Silberbauer’s statements varied as to the number of Jews he was told would be found. In his initial statement3 to the Dutch authorities and to the Dutch journalist Jules Huf,4 he merely said, “Jews,” not citing a specific number. In his second statement, to Austrian authorities, he said, “six to eight Jews” and then, in his final interview, “eight Jews.”5
Dettmann contacts the desk officer, Sergeant Abraham Kaper, assigned to IV B4, to send Dutch detectives from the Amsterdam SD to the address.
10:30 a.m.: Otto is in Peter’s room, giving him English lessons.6
10:30–10:55 a.m.: The Dutch SD raid team pulls up in front of Prinsengracht 263 in a German Army car with Silberbauer. In another version Silberbauer arrives separately by bicycle. The warehouse doors are wide open, and the raid team enters.
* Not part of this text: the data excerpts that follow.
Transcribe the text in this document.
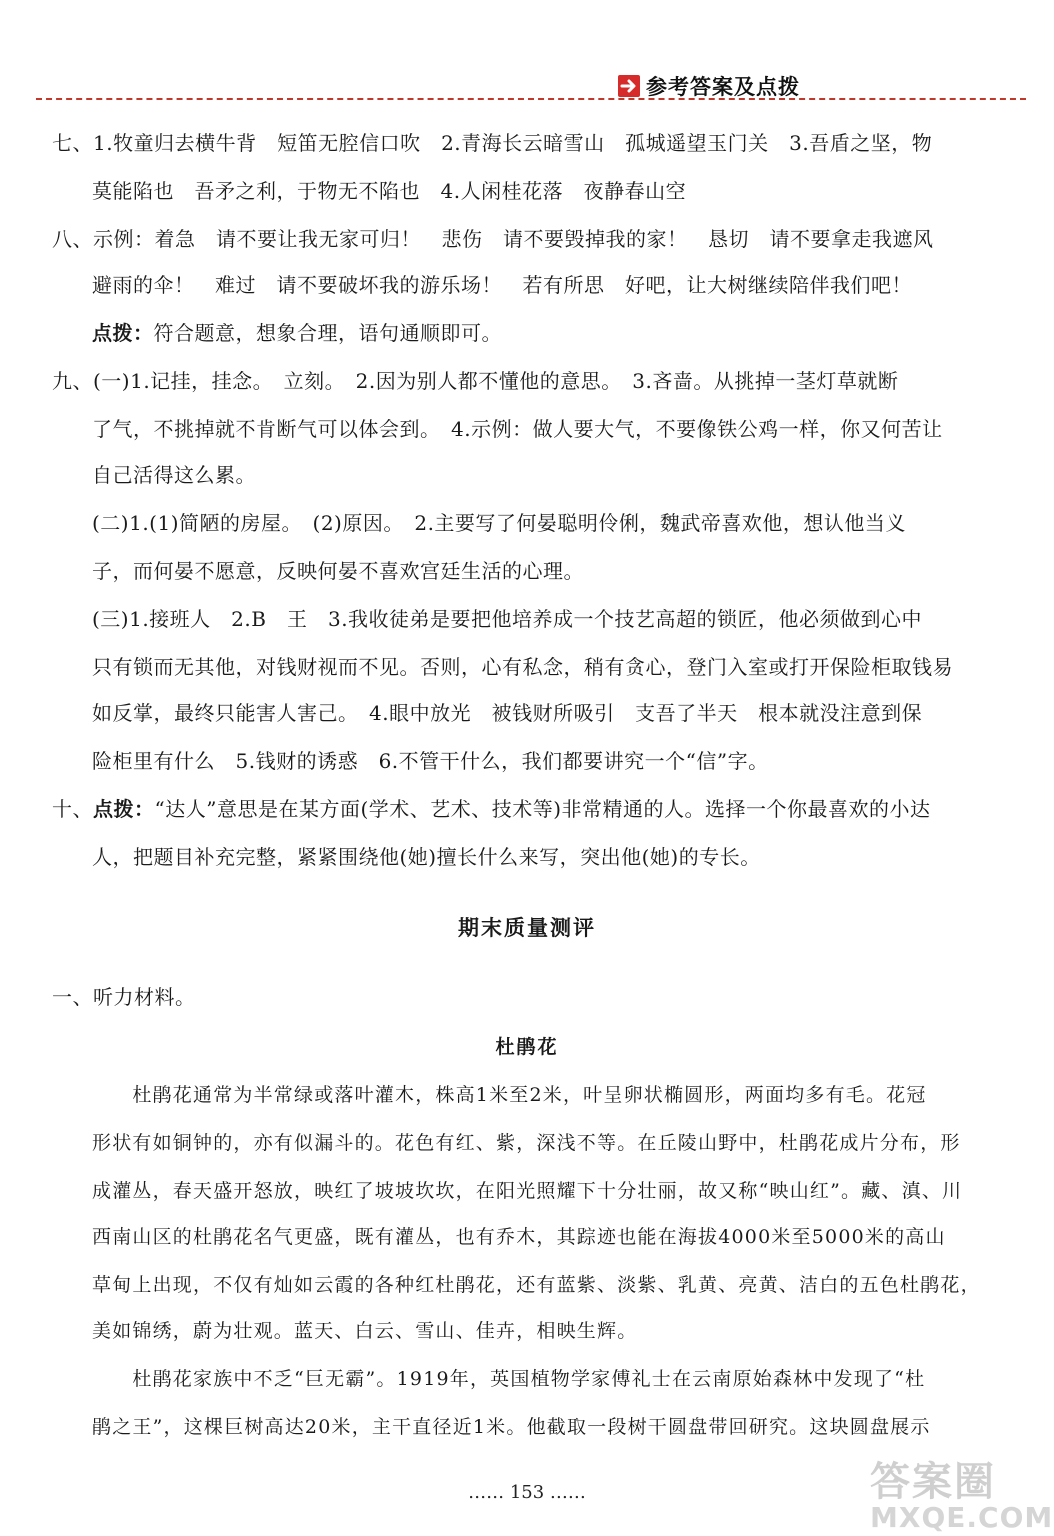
参考答案及点拨
七、1.牧童归去横牛背　短笛无腔信口吹　2.青海长云暗雪山　孤城遥望玉门关　3.吾盾之坚，物
莫能陷也　吾矛之利，于物无不陷也　4.人闲桂花落　夜静春山空
八、示例：着急　请不要让我无家可归！　悲伤　请不要毁掉我的家！　恳切　请不要拿走我遮风
避雨的伞！　难过　请不要破坏我的游乐场！　若有所思　好吧，让大树继续陪伴我们吧！
点拨：符合题意，想象合理，语句通顺即可。
九、(一)1.记挂，挂念。　立刻。　2.因为别人都不懂他的意思。　3.吝啬。从挑掉一茎灯草就断
了气，不挑掉就不肯断气可以体会到。　4.示例：做人要大气，不要像铁公鸡一样，你又何苦让
自己活得这么累。
(二)1.(1)简陋的房屋。　(2)原因。　2.主要写了何晏聪明伶俐，魏武帝喜欢他，想认他当义
子，而何晏不愿意，反映何晏不喜欢宫廷生活的心理。
(三)1.接班人　2.B　王　3.我收徒弟是要把他培养成一个技艺高超的锁匠，他必须做到心中
只有锁而无其他，对钱财视而不见。否则，心有私念，稍有贪心，登门入室或打开保险柜取钱易
如反掌，最终只能害人害己。　4.眼中放光　被钱财所吸引　支吾了半天　根本就没注意到保
险柜里有什么　5.钱财的诱惑　6.不管干什么，我们都要讲究一个“信”字。
十、点拨：“达人”意思是在某方面(学术、艺术、技术等)非常精通的人。选择一个你最喜欢的小达
人，把题目补充完整，紧紧围绕他(她)擅长什么来写，突出他(她)的专长。
期末质量测评
一、听力材料。
杜鹃花
　　杜鹃花通常为半常绿或落叶灌木，株高1米至2米，叶呈卵状椭圆形，两面均多有毛。花冠
形状有如铜钟的，亦有似漏斗的。花色有红、紫，深浅不等。在丘陵山野中，杜鹃花成片分布，形
成灌丛，春天盛开怒放，映红了坡坡坎坎，在阳光照耀下十分壮丽，故又称“映山红”。藏、滇、川
西南山区的杜鹃花名气更盛，既有灌丛，也有乔木，其踪迹也能在海拔4000米至5000米的高山
草甸上出现，不仅有灿如云霞的各种红杜鹃花，还有蓝紫、淡紫、乳黄、亮黄、洁白的五色杜鹃花，
美如锦绣，蔚为壮观。蓝天、白云、雪山、佳卉，相映生辉。
　　杜鹃花家族中不乏“巨无霸”。1919年，英国植物学家傅礼士在云南原始森林中发现了“杜
鹃之王”，这棵巨树高达20米，主干直径近1米。他截取一段树干圆盘带回研究。这块圆盘展示
…… 153 ……	答案圈
MXQE.COM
Willem van Maaren and Lammert Hartog, who are standing inside, see the car pull up. A Dutch plainclothes detective enters and speaks to Van Maaren.7 One Dutch SD man stays in the warehouse, while the remainder go up the steps to the office area.8
10:30–11:00 a.m.: Miep and Bep are at their desks in the office. Kugler is in his office, and Kleiman may not have been at his desk but is in the office area with Miep and Bep. According to Miep, she looks up and a fat man (probably one of the detectives) sticks his head around the door frame and in Dutch shouts at Kleiman, Bep, and her, “Quiet. Stay in your seats.”9 In a 1974 statement she says a tall, slender man also threatened them with a firearm.10 He then walks toward the back office, where Kugler is working.11 Kleiman says that the first thing he saw was the fat man’s head.12
Kugler hears footsteps and sees shadows pass behind the glass in his office door. He opens the door to see SD officer Karl Silberbauer.13 They go into Kugler’s office, where he is questioned. Kugler claims that there is one German SD (Silberbauer) and three plainclothes Dutch detectives in the raid team.14
Bep and Kleiman maintain that they heard the fat man and one other in Kugler’s office. The fat man asks him in German, “Where are the Jews?”15 The fat man then comes into their office and plants himself there. Bep will later confirm that there were (at a minimum) three Dutch detectives at the arrest.